2.2.2.2 Hiperkloremia
I. Etiologi
Hyperchloremia adalah kelebihan klorida dalam kompartemen ECF dan
terjadi ketika kadar klorida serum melebihi 108 mEqlL. Penyebab hyperchloremia
termasuk asupan klorida yang berlebih, biasanya berhubungan dengan penggunaan
obat, dan kondisi yang menyebabkan metabolic asidosis dengan kehilangan berlebihan
ion bikarbonat, seperti diare, gagal ginjal, dan administrasi solusi saline isotonik yang
berlebihan (Roberts , 2004).
II. Patofisiologi
Hyperchloremia dapat terjadi dari proses metabolik asidosis. Metabolik
asidosis terjadi karena hasil dari penurunan bikarbonat sehingga menyebabkan kadar
klorida meningkat. Hyperchloremia mungkin juga bisa terjadi dari kelebihan kadar ion
klorida yang dikosumsi atau tertahan dalam tubuh. Kelebihan asupan klorida
menyebabkan ion bikarbonat akan dibuang dalam tubulus ginjal, sehingga kadar
bikarbonat dalam darah berkurang. Kelebihan kadar klorida juga terjadi sebagai akibat
dari pemberian kortison, yang menyebabkan retensi natrium yang mengakibatkan
hilangnya ion bikarbonat seperti diare berat, cedera kepala dan retensi natrium, dan
gagal ginjal akut (Roberts , 2004).
III. Gejala
Ketika klorida didalam tubuh lebih tinggi yang terjadi secara langsung dengan
natrium berlebihan, maka tanda-tanda dan gejala yang berhubungan dengan volume
deficit mendominsa atau hipernatremia terjadi . (Roberts , 2004).
IV. Penatalaksanaan
Pengobatan atau koreksi dari hyperchloremia meliputi identifikasi penyebab
dasar dan koreksi gangguan asam-basa , elektrolit dan ketidakseimbangan cairan.

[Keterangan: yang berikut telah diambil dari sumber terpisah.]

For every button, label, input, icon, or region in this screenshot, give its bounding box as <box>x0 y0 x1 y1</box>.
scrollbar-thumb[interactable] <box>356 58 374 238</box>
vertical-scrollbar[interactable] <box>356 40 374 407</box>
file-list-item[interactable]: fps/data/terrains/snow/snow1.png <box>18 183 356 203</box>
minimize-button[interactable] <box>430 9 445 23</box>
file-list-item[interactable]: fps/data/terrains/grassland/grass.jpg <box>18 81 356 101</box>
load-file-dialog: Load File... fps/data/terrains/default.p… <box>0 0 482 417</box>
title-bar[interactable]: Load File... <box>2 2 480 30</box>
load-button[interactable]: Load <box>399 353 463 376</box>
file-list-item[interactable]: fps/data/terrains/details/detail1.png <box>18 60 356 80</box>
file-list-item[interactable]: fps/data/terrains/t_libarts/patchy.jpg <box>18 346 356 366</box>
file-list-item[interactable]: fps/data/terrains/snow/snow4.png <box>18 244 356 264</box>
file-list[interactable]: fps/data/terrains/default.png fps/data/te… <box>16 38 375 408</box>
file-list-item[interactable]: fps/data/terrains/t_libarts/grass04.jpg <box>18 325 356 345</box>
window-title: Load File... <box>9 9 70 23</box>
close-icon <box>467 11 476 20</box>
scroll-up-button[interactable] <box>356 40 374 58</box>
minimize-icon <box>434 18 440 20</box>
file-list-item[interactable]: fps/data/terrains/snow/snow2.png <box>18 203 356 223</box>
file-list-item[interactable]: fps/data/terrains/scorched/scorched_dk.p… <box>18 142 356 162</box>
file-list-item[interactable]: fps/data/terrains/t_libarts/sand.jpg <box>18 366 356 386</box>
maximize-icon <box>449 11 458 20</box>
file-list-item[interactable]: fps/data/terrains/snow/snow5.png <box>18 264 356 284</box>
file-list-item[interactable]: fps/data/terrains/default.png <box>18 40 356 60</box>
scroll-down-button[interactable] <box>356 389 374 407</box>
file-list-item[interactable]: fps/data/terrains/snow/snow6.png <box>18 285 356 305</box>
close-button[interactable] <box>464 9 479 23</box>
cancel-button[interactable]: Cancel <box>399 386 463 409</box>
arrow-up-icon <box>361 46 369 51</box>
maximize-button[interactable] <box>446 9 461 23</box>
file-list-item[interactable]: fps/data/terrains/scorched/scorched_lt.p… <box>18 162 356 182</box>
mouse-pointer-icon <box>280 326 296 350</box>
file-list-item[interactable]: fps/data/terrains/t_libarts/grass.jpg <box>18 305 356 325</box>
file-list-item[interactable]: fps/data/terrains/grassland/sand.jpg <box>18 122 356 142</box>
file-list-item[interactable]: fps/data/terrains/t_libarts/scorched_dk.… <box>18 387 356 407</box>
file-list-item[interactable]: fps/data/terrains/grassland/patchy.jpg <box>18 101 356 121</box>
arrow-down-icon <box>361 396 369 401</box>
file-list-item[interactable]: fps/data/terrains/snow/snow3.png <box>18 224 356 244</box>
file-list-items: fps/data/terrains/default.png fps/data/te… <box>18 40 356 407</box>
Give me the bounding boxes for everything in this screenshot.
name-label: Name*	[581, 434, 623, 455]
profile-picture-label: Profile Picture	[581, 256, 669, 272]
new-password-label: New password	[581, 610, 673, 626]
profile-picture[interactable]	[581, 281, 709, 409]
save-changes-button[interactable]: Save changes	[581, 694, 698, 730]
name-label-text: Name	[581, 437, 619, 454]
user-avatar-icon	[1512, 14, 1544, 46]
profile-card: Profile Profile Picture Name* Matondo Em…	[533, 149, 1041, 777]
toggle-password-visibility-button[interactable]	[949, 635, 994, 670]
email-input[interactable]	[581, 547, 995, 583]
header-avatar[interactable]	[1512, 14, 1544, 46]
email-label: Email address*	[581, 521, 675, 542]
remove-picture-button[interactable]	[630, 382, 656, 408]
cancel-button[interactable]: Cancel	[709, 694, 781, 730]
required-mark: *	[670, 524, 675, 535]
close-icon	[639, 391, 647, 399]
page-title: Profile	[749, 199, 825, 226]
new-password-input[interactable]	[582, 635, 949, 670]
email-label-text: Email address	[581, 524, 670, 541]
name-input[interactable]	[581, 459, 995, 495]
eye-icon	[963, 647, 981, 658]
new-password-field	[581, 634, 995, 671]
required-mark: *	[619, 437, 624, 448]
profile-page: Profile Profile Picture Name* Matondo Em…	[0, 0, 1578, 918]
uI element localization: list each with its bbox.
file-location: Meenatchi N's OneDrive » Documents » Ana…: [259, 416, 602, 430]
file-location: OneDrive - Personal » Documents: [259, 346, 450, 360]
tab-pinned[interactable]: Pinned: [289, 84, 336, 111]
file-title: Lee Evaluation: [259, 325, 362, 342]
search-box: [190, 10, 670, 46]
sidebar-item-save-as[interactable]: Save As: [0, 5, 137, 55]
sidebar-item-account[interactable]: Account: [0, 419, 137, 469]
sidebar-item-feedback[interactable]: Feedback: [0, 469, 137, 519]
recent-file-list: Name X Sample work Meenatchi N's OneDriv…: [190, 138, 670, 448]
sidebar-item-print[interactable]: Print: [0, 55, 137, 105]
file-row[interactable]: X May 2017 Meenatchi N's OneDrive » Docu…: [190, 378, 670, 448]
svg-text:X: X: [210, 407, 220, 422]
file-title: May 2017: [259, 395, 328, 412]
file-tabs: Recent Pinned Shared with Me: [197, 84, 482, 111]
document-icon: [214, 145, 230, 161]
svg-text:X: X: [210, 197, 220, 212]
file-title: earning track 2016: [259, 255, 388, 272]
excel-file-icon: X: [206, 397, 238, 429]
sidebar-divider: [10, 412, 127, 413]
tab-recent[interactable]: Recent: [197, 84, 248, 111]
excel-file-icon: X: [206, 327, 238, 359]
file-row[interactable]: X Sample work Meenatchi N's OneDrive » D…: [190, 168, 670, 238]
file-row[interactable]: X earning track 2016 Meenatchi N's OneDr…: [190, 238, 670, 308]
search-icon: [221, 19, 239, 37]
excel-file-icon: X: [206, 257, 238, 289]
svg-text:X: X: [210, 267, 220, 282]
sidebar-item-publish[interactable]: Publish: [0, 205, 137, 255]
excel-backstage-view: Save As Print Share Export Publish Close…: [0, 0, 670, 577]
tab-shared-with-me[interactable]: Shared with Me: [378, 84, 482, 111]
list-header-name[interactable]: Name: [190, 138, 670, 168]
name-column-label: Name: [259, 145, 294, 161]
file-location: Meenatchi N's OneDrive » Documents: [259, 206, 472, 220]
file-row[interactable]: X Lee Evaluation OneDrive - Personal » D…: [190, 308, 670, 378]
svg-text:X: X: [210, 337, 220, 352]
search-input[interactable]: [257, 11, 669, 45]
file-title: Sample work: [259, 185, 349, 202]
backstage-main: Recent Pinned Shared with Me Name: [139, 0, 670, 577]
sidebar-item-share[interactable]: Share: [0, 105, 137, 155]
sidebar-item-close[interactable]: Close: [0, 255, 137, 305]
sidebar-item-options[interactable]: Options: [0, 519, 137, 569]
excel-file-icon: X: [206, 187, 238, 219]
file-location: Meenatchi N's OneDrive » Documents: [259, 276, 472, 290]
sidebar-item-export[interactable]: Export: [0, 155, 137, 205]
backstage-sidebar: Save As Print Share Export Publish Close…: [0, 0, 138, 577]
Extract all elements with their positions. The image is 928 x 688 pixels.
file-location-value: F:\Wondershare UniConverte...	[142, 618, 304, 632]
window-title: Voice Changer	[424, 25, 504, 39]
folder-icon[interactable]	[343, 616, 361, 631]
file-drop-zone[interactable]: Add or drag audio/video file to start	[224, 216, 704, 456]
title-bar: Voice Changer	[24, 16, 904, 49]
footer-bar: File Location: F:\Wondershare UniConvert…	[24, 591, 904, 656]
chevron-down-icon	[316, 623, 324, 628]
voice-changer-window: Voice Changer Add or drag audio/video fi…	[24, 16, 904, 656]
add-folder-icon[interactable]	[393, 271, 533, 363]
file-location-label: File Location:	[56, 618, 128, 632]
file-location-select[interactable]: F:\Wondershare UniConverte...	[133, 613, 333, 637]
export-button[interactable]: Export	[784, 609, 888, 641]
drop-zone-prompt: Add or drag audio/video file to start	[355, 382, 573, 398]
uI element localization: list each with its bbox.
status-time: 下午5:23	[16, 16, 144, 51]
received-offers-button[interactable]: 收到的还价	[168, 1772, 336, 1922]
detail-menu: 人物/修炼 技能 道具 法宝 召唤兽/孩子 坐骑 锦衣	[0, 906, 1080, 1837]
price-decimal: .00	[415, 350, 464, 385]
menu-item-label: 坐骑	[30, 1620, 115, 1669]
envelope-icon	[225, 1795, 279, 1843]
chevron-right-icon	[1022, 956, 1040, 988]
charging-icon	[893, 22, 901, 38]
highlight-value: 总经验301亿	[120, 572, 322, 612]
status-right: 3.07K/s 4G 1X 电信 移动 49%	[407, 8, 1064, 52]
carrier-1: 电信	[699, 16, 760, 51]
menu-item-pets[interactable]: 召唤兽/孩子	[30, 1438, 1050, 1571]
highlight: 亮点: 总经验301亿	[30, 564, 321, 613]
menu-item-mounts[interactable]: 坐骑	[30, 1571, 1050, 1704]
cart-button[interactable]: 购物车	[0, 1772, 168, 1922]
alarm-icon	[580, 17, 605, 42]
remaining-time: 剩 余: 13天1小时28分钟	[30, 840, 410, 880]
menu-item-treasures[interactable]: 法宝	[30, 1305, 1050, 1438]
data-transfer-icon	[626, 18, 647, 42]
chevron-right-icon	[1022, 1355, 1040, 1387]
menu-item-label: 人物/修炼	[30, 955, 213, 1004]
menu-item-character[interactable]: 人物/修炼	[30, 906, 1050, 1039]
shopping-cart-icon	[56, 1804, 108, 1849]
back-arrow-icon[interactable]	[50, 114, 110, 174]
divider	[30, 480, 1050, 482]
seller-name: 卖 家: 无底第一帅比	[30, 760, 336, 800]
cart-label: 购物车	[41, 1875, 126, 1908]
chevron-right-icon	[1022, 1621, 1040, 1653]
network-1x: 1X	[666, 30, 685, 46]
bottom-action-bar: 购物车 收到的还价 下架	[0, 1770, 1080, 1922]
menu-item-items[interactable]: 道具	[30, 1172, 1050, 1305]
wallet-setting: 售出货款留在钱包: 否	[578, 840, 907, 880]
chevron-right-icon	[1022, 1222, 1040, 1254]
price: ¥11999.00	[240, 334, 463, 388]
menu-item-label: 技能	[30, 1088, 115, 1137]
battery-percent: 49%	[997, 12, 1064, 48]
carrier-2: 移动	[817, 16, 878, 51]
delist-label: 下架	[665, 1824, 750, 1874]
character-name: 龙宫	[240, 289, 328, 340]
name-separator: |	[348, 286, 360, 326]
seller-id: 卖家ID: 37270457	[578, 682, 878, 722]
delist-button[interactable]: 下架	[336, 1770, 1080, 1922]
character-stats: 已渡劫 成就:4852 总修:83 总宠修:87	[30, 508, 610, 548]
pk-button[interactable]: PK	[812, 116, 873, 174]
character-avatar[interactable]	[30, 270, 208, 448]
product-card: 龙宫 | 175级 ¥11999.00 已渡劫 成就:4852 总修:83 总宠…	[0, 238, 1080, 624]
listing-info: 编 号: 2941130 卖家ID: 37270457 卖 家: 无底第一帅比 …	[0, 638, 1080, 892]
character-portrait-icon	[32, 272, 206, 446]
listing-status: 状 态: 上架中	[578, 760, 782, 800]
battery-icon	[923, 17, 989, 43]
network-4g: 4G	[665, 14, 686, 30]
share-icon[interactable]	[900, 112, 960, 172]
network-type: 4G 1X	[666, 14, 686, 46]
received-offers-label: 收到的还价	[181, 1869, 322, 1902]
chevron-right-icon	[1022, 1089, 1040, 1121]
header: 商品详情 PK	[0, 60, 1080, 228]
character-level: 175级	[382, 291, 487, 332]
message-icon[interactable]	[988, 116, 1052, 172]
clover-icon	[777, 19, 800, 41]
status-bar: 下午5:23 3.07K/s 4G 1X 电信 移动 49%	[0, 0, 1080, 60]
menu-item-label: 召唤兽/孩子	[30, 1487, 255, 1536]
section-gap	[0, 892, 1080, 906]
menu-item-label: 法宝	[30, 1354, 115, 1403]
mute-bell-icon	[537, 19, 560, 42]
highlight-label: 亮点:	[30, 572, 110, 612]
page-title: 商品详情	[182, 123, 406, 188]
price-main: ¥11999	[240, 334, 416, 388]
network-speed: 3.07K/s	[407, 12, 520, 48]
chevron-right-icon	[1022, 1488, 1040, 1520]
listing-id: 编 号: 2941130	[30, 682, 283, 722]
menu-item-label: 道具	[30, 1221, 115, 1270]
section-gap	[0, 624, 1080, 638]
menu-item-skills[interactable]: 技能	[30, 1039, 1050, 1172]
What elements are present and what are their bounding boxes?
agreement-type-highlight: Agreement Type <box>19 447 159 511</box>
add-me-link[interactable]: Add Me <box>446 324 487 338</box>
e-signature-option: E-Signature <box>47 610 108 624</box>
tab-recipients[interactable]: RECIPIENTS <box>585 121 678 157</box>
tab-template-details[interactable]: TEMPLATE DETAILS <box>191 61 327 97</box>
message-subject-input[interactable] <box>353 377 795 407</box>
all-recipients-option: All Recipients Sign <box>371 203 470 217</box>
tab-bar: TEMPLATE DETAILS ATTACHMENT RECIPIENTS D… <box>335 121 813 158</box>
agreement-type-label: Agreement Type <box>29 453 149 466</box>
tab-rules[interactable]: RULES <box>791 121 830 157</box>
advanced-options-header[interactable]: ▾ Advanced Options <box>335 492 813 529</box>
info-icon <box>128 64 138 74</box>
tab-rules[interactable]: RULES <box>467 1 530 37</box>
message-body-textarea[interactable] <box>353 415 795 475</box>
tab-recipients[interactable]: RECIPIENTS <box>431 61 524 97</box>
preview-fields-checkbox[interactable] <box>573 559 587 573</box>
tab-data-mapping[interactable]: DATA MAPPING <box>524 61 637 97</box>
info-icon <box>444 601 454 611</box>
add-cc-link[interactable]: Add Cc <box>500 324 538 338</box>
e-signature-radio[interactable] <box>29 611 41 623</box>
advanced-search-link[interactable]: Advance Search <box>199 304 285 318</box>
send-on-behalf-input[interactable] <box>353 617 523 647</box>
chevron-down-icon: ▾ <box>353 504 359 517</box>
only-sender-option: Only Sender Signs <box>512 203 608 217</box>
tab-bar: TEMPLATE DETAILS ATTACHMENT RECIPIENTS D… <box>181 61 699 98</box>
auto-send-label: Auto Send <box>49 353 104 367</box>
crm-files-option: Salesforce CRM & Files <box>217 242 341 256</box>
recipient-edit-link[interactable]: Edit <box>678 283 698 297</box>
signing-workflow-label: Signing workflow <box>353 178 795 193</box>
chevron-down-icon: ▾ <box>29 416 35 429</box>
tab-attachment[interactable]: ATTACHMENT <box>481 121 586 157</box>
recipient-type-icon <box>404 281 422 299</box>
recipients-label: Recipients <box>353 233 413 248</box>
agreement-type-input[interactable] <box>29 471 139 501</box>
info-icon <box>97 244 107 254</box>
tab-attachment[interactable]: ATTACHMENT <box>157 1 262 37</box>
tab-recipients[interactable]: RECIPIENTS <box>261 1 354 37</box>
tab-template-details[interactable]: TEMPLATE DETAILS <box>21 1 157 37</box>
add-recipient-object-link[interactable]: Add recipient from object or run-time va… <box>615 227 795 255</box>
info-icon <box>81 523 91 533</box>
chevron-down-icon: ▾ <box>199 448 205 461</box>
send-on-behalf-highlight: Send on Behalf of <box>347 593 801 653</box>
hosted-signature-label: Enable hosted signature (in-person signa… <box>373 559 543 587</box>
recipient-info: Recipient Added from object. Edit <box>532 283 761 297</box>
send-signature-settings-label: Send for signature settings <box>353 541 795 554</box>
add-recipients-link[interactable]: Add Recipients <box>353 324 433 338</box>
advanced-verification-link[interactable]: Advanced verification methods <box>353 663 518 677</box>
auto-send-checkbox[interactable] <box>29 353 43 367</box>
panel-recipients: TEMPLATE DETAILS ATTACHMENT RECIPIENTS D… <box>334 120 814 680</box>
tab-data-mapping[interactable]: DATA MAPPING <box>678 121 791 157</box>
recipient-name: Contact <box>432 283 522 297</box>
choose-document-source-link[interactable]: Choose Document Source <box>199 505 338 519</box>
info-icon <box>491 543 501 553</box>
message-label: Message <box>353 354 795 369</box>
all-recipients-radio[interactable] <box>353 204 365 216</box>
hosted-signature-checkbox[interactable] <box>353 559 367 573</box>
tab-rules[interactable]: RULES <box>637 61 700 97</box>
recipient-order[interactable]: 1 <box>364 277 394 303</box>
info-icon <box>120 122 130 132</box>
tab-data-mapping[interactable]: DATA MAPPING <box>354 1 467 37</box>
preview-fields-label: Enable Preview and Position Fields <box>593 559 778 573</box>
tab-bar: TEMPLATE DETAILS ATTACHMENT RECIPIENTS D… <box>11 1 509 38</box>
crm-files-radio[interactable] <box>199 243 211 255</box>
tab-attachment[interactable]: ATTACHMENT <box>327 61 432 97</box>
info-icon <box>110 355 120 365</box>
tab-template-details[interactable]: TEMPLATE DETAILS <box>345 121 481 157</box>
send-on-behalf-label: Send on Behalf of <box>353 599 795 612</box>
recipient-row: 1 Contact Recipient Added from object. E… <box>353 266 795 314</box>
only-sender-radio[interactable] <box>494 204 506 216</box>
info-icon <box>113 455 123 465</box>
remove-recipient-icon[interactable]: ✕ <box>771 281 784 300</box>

Cairan (baik oral atau IV) dapat digunakan untuk mencairkan kelebihan klorida. Dalam
kegawatan darurat, natrium bikarbonat dapat diberikan untuk mengoreksi metabolik
asidosis. Diuretik mungkin digunakan untuk mengeksresi klorida, serta natrium yang
berlebihan (Roberts , 2004).
DAFTAR PUSTAKA
1. Hines & Marschall, 2008. Stoelting's Anesthesia and Co-Existing Disease, fifth
edition.Churchill Livingstone Elsevier. Chapter 15.
2. Kathryn E. Roberts , 2004. Fluid and Electrolyte Regulation ,Edisi ke-3.Bab 11
3. Kristen M. Rhoda, 2011 .Fluid and Electrolyte Management : Putting a Plan in Motion JPEN
J Parenter Enteral Nutr 35: 675
4. Marino, Paul L., 2007. The ICU book, third edition. Lippincott Williams and Wilkins. Chapter 33.
5. Morgan Jr., G. Edward, Mikhail, Maged S., Murray, Michael J. 2006. Clinical Anesthesiology, 4th
edition. McGraw-Hill companies. Chapter 28.